I'm so touched by all the people who are here. thank you. standing room only, macky would think this is very cool.
So you know when random memories keep coming up in your head, the same image pops up, you're not sure why. there's something that kept coming for me with macky. It was on Briggs Beach, a family beach in Rhode Island. Macky is about 4, i think; and I don't think he's seen the ocean before.
He went to the shore and watched as the water went in and out; he was amazed by the way the water ebbed and flowed. He started playing a game where every time the water started coming back, he would turn and run so he could stay just ahead of the waves, so the water wouldn't get on his feet. he had a smile and a look of utter joy on his face, i've never seen anything like it. the only person who had a look like that was his father, who was standing right next to him and playing the same game.
It was just one of those perfect moments that come to people in life that i was lucky enough to see.
I'm going to hold that image, the joy i saw, when i think of Macky.
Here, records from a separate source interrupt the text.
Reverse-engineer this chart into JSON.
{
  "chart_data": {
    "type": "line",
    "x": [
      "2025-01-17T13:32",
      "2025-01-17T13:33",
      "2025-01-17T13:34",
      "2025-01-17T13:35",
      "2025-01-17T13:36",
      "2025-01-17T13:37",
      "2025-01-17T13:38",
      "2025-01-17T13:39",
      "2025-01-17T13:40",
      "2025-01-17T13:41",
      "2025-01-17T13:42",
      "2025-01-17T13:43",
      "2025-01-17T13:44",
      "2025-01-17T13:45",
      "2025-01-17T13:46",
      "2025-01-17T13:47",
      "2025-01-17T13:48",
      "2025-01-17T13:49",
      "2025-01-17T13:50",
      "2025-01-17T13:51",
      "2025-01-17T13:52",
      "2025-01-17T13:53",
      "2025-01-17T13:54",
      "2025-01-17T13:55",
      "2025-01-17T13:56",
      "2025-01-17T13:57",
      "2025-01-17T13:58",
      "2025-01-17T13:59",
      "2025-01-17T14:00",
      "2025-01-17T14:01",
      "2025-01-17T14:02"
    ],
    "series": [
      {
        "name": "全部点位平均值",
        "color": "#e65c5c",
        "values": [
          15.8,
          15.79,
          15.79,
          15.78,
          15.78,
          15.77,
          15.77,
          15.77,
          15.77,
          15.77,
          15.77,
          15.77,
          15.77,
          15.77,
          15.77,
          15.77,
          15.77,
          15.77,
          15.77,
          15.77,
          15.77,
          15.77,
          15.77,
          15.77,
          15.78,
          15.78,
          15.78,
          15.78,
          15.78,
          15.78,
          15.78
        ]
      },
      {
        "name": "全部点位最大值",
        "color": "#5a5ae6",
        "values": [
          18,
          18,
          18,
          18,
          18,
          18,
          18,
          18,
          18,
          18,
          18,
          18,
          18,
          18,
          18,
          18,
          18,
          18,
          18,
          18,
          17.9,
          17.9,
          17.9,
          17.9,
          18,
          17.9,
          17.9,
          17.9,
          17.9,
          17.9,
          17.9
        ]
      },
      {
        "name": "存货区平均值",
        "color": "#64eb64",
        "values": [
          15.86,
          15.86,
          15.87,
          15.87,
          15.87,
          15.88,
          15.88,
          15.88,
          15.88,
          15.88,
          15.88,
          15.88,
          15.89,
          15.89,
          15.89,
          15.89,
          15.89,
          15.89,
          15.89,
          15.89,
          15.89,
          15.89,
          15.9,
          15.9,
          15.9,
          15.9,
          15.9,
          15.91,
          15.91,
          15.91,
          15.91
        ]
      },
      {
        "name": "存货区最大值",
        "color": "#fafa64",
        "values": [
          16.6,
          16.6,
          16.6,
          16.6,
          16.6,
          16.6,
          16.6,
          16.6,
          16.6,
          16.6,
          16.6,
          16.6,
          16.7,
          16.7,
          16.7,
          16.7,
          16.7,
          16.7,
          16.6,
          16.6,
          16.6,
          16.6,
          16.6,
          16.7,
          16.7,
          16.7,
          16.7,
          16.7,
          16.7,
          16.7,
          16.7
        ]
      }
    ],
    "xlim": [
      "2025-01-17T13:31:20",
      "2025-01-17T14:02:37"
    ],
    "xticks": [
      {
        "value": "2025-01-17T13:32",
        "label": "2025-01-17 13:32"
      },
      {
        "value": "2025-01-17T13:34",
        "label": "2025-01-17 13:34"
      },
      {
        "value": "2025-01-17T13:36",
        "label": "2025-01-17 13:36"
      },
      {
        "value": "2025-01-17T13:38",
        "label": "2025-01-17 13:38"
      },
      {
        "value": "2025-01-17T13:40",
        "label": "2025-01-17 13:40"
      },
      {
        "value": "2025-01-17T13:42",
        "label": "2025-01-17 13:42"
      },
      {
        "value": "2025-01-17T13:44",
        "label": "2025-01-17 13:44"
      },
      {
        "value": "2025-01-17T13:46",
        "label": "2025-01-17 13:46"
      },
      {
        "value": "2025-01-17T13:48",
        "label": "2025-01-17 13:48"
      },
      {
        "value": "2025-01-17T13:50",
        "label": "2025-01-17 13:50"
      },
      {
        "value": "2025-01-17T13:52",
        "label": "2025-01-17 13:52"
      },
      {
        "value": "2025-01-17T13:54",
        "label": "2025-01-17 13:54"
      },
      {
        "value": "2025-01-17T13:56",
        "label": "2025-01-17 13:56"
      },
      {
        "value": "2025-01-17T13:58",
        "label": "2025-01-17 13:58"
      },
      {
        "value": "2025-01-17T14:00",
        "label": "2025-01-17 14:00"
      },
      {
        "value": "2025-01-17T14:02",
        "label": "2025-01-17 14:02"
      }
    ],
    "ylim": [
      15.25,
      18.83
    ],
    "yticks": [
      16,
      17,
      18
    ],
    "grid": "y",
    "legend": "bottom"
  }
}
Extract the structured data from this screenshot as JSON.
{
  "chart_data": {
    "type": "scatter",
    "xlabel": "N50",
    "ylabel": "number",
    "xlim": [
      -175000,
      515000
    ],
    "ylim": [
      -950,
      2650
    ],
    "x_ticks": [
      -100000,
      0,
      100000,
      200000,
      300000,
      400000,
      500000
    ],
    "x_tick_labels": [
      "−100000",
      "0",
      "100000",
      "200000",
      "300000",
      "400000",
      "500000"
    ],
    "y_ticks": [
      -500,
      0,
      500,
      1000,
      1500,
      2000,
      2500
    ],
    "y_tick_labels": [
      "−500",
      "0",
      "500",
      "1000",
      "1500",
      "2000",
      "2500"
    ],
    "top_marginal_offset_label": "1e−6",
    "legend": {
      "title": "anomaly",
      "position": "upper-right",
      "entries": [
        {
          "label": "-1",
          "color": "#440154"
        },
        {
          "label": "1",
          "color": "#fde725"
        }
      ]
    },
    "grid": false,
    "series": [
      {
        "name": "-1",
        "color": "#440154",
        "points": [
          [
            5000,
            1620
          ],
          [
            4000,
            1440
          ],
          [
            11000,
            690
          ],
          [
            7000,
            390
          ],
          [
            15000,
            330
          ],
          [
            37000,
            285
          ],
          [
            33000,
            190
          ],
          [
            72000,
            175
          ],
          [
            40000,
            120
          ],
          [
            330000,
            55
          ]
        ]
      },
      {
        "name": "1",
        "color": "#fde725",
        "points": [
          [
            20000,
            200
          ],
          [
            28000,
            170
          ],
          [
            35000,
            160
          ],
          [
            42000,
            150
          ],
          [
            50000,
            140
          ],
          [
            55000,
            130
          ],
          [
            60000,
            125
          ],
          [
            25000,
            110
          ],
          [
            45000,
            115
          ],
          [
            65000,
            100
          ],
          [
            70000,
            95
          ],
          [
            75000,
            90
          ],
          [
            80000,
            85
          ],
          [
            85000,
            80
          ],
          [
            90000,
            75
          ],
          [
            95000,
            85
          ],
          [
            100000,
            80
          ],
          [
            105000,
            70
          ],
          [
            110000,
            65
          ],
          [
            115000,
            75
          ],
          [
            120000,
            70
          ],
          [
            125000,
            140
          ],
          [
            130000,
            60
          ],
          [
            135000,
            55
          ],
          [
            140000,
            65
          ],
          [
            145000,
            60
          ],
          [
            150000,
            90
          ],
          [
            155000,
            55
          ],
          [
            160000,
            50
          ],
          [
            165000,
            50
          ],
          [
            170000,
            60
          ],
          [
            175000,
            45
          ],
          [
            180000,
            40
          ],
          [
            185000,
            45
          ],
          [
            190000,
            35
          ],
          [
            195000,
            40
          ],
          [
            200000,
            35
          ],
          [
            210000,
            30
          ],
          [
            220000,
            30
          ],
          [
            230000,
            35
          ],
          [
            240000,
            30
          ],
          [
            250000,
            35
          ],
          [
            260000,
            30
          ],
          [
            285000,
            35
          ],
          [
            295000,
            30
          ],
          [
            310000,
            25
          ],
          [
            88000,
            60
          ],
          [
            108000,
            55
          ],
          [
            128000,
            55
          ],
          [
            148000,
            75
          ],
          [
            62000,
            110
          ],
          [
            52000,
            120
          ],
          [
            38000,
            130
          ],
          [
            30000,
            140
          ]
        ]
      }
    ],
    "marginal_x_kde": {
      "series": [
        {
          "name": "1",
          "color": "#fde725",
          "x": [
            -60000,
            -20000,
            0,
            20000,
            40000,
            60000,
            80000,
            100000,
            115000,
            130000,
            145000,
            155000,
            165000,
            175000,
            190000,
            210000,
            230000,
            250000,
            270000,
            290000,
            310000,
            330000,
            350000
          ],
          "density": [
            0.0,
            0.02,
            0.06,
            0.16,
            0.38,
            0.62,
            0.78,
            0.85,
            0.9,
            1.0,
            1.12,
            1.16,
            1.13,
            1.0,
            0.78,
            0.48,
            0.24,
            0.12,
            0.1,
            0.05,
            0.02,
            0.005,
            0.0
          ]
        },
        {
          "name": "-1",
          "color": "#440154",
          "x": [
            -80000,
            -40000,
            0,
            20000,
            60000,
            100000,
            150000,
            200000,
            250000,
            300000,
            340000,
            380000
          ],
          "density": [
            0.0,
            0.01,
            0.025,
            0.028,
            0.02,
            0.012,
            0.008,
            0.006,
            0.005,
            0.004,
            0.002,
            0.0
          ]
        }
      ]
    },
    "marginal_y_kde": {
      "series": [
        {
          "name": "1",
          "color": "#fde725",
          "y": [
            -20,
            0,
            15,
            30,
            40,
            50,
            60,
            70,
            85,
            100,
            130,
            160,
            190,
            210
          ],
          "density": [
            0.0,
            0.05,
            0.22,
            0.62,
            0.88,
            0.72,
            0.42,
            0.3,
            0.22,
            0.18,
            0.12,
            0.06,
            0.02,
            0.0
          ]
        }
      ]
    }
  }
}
I saw versions of that face again and again over the years: watching a harry potter movie, running in and out of the human heart model at a philadelphia science museum; (he spent six hours in that museum, i took him there); playing basketball.
The smile got a little more sarcastic, a little mischievous as he got older; he'd kind of give me eye rolls and knowing smiles about pretty well-known family jokes or stories. (I won't repeat them here, they're pretty well known).
The other thing I'm always going to think about when i think about macky is his intellect; how brilliant he was.
He and i would have these long, thoughtful conversations about life, how to live it and how often people don't really live by their words. He was wise, an amazing observer of human behavior; he saw things in ways most people didn't. The world often didn't make sense to him and he spent a lot of time looking for answers in his own way; he was attracted to counterculture; meaning the music we're listening to today, Jack Kerouac and Siddhartha, a lot of things I hadn't heard of. But it was always interesting.
Because we were so far apart in age, our main link was Dad. And we did a lot comparing notes. We would have conversations that went, 'No, that didn't work when I was 12 either. Mm hm, he did that. And that.' Macky did the best impression of what Dad looked like when he had stopped listening to you, the exact look on his face ...
Jennifer and I didn't have a brother until we were teenagers; Macky was this unexpected gift that came into our lives. We got to have a brother. It's so hard to see that now through grief and pain. But that's what I'm going to hold as well when I think of Macky. He was a gift to us. And the fact that he confounded and exasperated us sometimes with his choices. The fact that he scared us by taking risks. And the fact that our hearts are broken because he left too soon, after coming back so far, doesn't make him any less of a gift.
The grief we feel now sometimes morphs over time into something else; maybe it will recede a bit, kind of like the water, and something else comes forward. And that will be eventually what remains of my memories of Macky: wise, joyful, smiling. And trying to run just ahead of the waves.